The armor lured terrorists her way, which caused her parents to die. After capturing the terrorists, Celia met with Hal Jordan, who supported her decision to fight crime – she eventually became a superhero named Skyrocket.
5. Amanda Waller (DC)
Amanda Waller is one of the most iconic female characters in comic book history. Most fans know her as a director of the government agency A.R.G.U.S., and a leader of Task Force X, better known as Suicide Squad.
Amanda Waller was one of the first antiheroes of DC comics, and despite not having any powers, she is a powerful and influential individual. Amanda Waller might not be a typical superhero, but she is a powerful woman who steers the world into “safer waters” with her influence.
4. Ladyhawk (Marvel)
This next character has an interesting concept as well. Lady Hawk is a superheroine that is actually two people. Specifically, twin sisters Rossetta and Regina Morgan act under one superhero alias, Ladyhawk. They are from the alternate universe of Earth-982, where Spider-Girl and Fantastic Five are prominent superheroes of New York.

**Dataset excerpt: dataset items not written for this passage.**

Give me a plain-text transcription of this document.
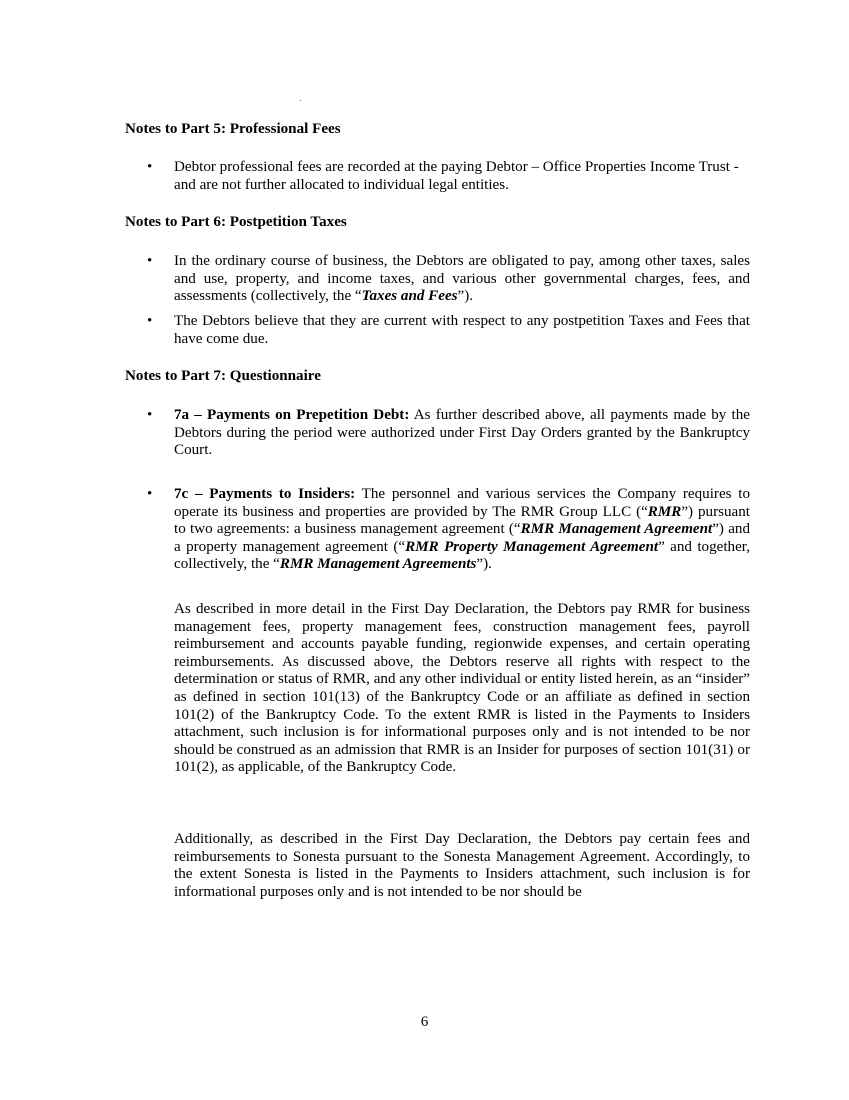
Notes to Part 5: Professional Fees
•	Debtor professional fees are recorded at the paying Debtor – Office Properties Income Trust - and are not further allocated to individual legal entities.

Notes to Part 6: Postpetition Taxes
•	In the ordinary course of business, the Debtors are obligated to pay, among other taxes, sales and use, property, and income taxes, and various other governmental charges, fees, and assessments (collectively, the “Taxes and Fees”).

•	The Debtors believe that they are current with respect to any postpetition Taxes and Fees that have come due.

Notes to Part 7: Questionnaire
•	7a – Payments on Prepetition Debt: As further described above, all payments made by the Debtors during the period were authorized under First Day Orders granted by the Bankruptcy Court.

•	7c – Payments to Insiders: The personnel and various services the Company requires to operate its business and properties are provided by The RMR Group LLC (“RMR”) pursuant to two agreements: a business management agreement (“RMR Management Agreement”) and a property management agreement (“RMR Property Management Agreement” and together, collectively, the “RMR Management Agreements”).

As described in more detail in the First Day Declaration, the Debtors pay RMR for business management fees, property management fees, construction management fees, payroll reimbursement and accounts payable funding, regionwide expenses, and certain operating reimbursements. As discussed above, the Debtors reserve all rights with respect to the determination or status of RMR, and any other individual or entity listed herein, as an “insider” as defined in section 101(13) of the Bankruptcy Code or an affiliate as defined in section 101(2) of the Bankruptcy Code. To the extent RMR is listed in the Payments to Insiders attachment, such inclusion is for informational purposes only and is not intended to be nor should be construed as an admission that RMR is an Insider for purposes of section 101(31) or 101(2), as applicable, of the Bankruptcy Code.

Additionally, as described in the First Day Declaration, the Debtors pay certain fees and reimbursements to Sonesta pursuant to the Sonesta Management Agreement. Accordingly, to the extent Sonesta is listed in the Payments to Insiders attachment, such inclusion is for informational purposes only and is not intended to be nor should be

6
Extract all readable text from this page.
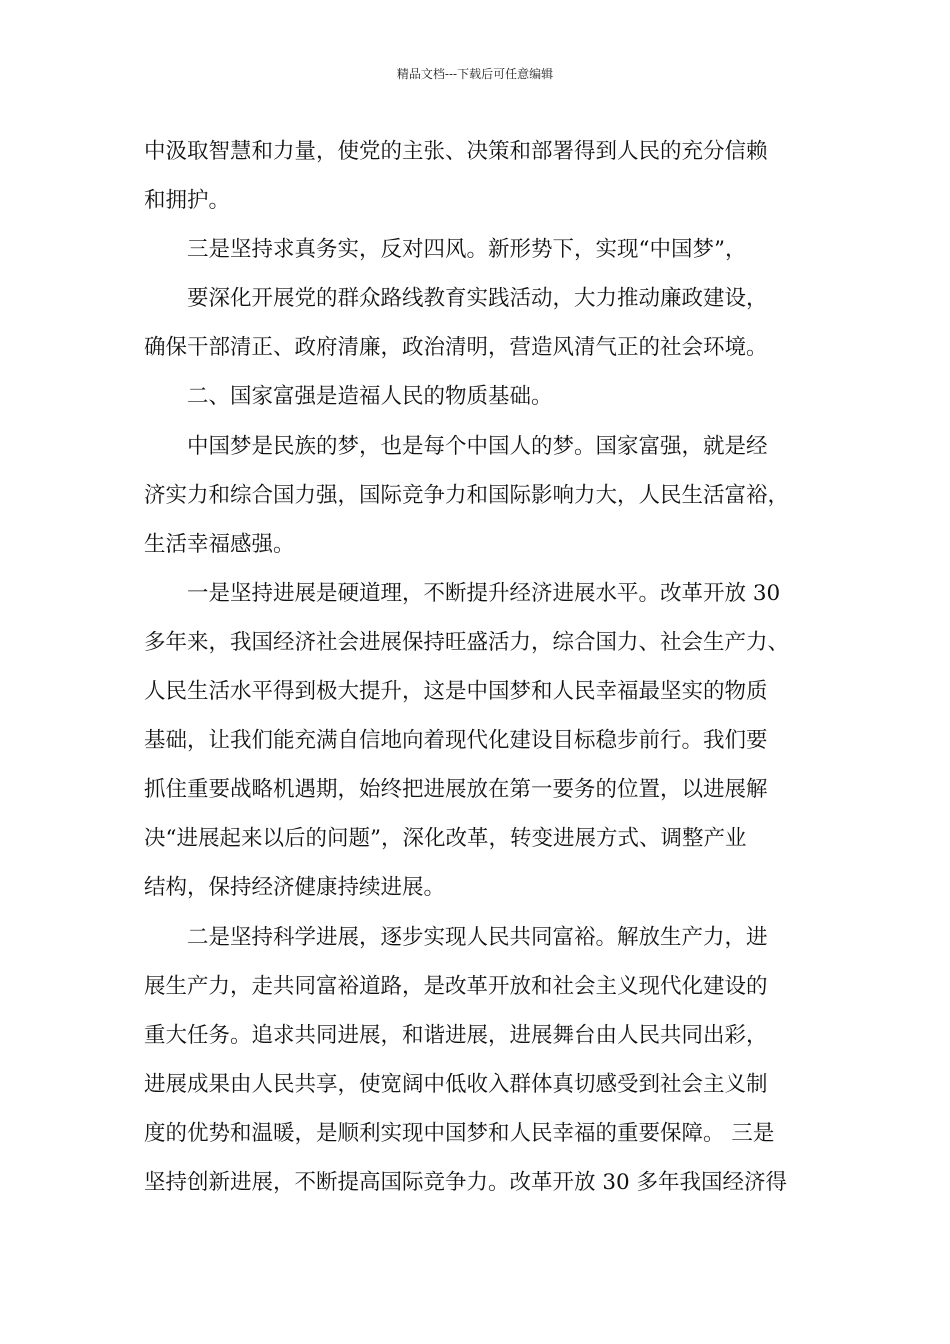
精品文档---下载后可任意编辑
中汲取智慧和力量，使党的主张、决策和部署得到人民的充分信赖
和拥护。
三是坚持求真务实，反对四风。新形势下，实现“中国梦”，
要深化开展党的群众路线教育实践活动，大力推动廉政建设，
确保干部清正、政府清廉，政治清明，营造风清气正的社会环境。
二、国家富强是造福人民的物质基础。
中国梦是民族的梦，也是每个中国人的梦。国家富强，就是经
济实力和综合国力强，国际竞争力和国际影响力大，人民生活富裕，
生活幸福感强。
一是坚持进展是硬道理，不断提升经济进展水平。改革开放 30
多年来，我国经济社会进展保持旺盛活力，综合国力、社会生产力、
人民生活水平得到极大提升，这是中国梦和人民幸福最坚实的物质
基础，让我们能充满自信地向着现代化建设目标稳步前行。我们要
抓住重要战略机遇期，始终把进展放在第一要务的位置，以进展解
决“进展起来以后的问题”，深化改革，转变进展方式、调整产业
结构，保持经济健康持续进展。
二是坚持科学进展，逐步实现人民共同富裕。解放生产力，进
展生产力，走共同富裕道路，是改革开放和社会主义现代化建设的
重大任务。追求共同进展，和谐进展，进展舞台由人民共同出彩，
进展成果由人民共享，使宽阔中低收入群体真切感受到社会主义制
度的优势和温暖，是顺利实现中国梦和人民幸福的重要保障。 三是
坚持创新进展，不断提高国际竞争力。改革开放 30 多年我国经济得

Ladyhawk was part of the New Warriors team that included Spider-Girl, Buzz, Darkdevil, and Raptor and was an important piece in stopping Loki.
3. Martha Washington (Dark Horse Comics)
We move away from DC and Marvel and present you with Martha Washington, a fictional character from the comic book series called Give Me Liberty, published by Dark Horse Comics. She is far from your usual superheroine but no less important. Martha is a computer genius and hacker who uses her abilities to save the world from evil forces.
She is a unique and inspirational character whose story can be read in four-issue comic book series, which Frank Miller and Dave Gibbons created. Martha Washington is an inspiration and deserves to be part of these lists all the time.
2. Natasha Irons (DC)
Natasha Irons is a superheroine from DC comics and the daughter of another superhero, Steel. She is a young technological genius from Metropolis who followed her father’s footsteps and became a new Steel.
Natasha Irons was part of multiple superhero groups, including the second incarnation of Titans, The Authority, and was even given the responsibility of protecting Metropolis during Superman’s absence. Her role in freeing the people of Warworld from the new Mongul.
1. Debrii (Marvel)
Deborah Fields, or simply Debrii, is a superheroine from Marvel comics. Her character first appeared in the New Warriors comic book issue in 2005 and has been part of major comic book events like the Civil War since then.
Debrii was one of the superheroes who avoided getting killed at the beginning of the comic book issue. Debrii eventually joined Captain America and his Secret Avengers, and her telekinesis powers helped Steve Rogers and his allies to fight the opposing superheroes, once allies.